General Statistics Question

Discussion in 'Strategy Building' started by HotTip, Aug 30, 2011.

  1. HotTip

    HotTip

    I have a question for the stats studs out there:

    If I developed a system that when backtested creates a smooth upward daily equity curve (i.e., >99% correlation) incorporating >3611 trades over 427 days, is it even necessary to do an in-sample/out-of-sample test on that? I can understand doing that when the in-sample results have a high beta and generates an erratic equity curve, but if my equity curve has a nice upward trajectory regardless of the time period I'm looking at, doesn't that already imply that the system is consistently profitable, or is an out-of-sample test still necessary regardless of the equity curve my in-sample generates?

    Thanks in advance for any insight!
     
  2. On what instruments? On what timeframes / volume / tick ?

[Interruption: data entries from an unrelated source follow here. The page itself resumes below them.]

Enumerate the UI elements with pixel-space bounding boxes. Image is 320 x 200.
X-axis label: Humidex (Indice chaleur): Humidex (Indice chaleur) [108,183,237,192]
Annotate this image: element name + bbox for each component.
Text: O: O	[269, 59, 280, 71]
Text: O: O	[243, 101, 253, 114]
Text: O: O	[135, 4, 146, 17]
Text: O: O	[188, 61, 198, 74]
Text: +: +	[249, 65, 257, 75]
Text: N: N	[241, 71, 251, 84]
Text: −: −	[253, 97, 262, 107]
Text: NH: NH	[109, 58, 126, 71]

    Not to rain on your parade, and I have no idea what you are doing, but 427 days is meaningless IMO.

    Others may refute that.
     
  3. rdg

    rdg

    It's not a matter of whether it's necessary or unnecessary, it's a matter of how confident you are that the feature you are exploiting exists in any data other than what you are currently testing against. For example, if I have a development process that starts with a bunch of data and finds a system that trades it perfectly, then I'm not going to have much confidence in it. I will probably want to see how it performs on different data. On the other hand, I could also imagine a situation where I had high enough confidence, based on the rigor of my development process, to take a system live after seeing only a few test results.
     
  4. maler

    maler

    All my backtests use some form of walk forward analysis.
    Do not trust in sample backtests.
    Whenever I see a very smooth equity curve,
    the most likely explanation is some kind of mistake.
    Most common mistakes are look ahead and suvivorship bias,
    or unrealistic execution costs.
     
  5. kickout

    kickout

    as a pseudo qualified statistician....there is no question there...



    analogous to randomly asking somebody "is this important"
     
  6. toc

    toc

    what is the win loss percentage on the number of trades in the backtested system.